Ainda assim, para o chefe do departamento é inaceitável
cruzar os braços. “Mais do que tudo
na Universidade, precisamos de uma mudança
de atitude, de um querer, sermos movidos
por uma expectativa de futuro, sonhar, buscar
o que está no futuro, senão
não dá, um dia atrás
do outro sem querer o dia que vem amanhã.”
Jardim está à frente da Ocam
desde 2002. Quando assumiu, a grande mudança
foi que a orquestra de 18 músicos
passou a contar com 35 e a ter o apoio do
programa Santander-Banespa Universidade.
Além disso, passou a ter uma programação
preestabelecida e a fazer mais concertos.
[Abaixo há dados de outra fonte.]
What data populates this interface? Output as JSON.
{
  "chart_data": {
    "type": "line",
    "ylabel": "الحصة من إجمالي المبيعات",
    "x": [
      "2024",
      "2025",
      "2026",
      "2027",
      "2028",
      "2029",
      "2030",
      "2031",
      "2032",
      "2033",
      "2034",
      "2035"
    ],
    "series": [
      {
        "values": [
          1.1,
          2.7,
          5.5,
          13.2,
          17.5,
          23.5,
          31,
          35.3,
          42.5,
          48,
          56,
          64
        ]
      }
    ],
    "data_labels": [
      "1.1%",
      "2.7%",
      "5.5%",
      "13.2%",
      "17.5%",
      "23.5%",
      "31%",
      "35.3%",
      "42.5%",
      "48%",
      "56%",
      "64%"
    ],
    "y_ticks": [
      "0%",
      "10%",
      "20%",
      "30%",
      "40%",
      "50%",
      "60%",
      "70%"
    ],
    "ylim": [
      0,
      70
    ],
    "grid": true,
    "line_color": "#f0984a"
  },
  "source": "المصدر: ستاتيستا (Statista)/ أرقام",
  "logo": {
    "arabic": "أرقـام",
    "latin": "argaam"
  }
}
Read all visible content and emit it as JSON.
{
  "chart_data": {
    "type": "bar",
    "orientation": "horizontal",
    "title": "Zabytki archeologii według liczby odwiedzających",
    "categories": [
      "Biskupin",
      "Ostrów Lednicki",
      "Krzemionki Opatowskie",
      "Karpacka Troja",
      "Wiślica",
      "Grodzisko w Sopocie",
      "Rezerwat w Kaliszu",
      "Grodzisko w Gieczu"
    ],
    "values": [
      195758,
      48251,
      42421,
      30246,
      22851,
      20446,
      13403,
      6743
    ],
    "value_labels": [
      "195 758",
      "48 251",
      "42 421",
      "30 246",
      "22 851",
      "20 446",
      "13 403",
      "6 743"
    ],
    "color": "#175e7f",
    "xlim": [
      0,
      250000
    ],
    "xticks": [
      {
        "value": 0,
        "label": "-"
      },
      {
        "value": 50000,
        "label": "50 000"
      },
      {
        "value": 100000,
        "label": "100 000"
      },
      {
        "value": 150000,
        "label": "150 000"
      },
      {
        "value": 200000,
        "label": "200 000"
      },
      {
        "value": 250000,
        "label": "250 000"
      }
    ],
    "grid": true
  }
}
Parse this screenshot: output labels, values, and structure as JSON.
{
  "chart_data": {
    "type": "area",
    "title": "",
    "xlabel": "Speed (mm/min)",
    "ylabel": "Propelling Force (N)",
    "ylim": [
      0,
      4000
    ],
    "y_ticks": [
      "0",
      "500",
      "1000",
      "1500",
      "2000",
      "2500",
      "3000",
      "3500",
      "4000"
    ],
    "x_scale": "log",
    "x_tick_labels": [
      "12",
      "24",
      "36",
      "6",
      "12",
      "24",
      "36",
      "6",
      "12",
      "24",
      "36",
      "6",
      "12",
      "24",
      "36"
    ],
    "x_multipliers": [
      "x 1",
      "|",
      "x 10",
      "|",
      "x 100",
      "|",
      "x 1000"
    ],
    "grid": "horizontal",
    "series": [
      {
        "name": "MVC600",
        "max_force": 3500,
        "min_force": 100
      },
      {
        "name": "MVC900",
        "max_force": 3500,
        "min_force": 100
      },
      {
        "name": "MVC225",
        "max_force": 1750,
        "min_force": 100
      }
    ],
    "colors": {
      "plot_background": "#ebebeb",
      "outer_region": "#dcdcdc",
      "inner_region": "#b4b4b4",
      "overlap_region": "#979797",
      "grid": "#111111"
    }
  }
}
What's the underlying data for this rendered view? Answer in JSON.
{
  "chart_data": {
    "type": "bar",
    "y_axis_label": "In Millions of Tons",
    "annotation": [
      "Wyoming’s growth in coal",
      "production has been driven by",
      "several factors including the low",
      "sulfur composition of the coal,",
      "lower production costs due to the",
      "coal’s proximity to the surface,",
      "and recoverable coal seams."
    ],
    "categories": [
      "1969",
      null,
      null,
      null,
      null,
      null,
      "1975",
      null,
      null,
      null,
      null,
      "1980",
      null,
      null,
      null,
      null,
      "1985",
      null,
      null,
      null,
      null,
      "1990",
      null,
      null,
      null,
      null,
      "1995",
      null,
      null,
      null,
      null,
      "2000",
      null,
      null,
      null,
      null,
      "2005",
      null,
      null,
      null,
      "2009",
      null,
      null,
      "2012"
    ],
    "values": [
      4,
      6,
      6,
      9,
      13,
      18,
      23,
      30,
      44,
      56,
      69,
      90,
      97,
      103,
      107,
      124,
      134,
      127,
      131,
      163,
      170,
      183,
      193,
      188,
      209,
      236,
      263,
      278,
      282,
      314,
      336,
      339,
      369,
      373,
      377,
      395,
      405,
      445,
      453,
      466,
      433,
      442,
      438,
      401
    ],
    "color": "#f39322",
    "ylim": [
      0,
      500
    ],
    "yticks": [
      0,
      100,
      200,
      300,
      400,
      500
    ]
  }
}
São oito programas distintos por ano,
cada um com três ou quatro récitas,
ou seja, reapresentações.
Nos últimos oito anos, Jardim tem
trabalhado com música clássica,
especialmente Villa-Lobos. O CD Villa-Lobos em
Paris, projeto em que foi diretor e
regente, ganhou o selo de ouro de uma das
mais importantes revistas de música,
a francesa Diapason D'Or, quando
esta lançou sua primeira edição
no Brasil em 2005. O mesmo disco acaba de
ganhar, em novembro, o Prime de Cultura da
revista Bravo!
Os projetos particulares de Jardim incluem
a realização de dois CDs e
um encontro nacional por uma política
de internacionalização da música
clássica brasileira. O entusiasmo
do regente não é menor ao falar
de sua família. Há 17 anos
casado com a publicitária Annelise
Godoy, depois de seis anos ao lado da bailarina
e coreógrafa Sonia de Alexandria,
Jardim sorri largamente ao falar dos filhos,
Alex e João Gabriel.
A música permeia a vida de Jardim,
no trabalho e em casa. Os ídolos da
juventude se tornaram parceiros de profissão
e de vida. “O mais legal é que a gente
convive muito com música, com artistas
dentro de casa, e isso de alguma forma talha
um pouco o perfil dos meus filhos”, observa
o regente, que tem como padrinho de casamento
e de seu filho mais velho, Milton Nascimento.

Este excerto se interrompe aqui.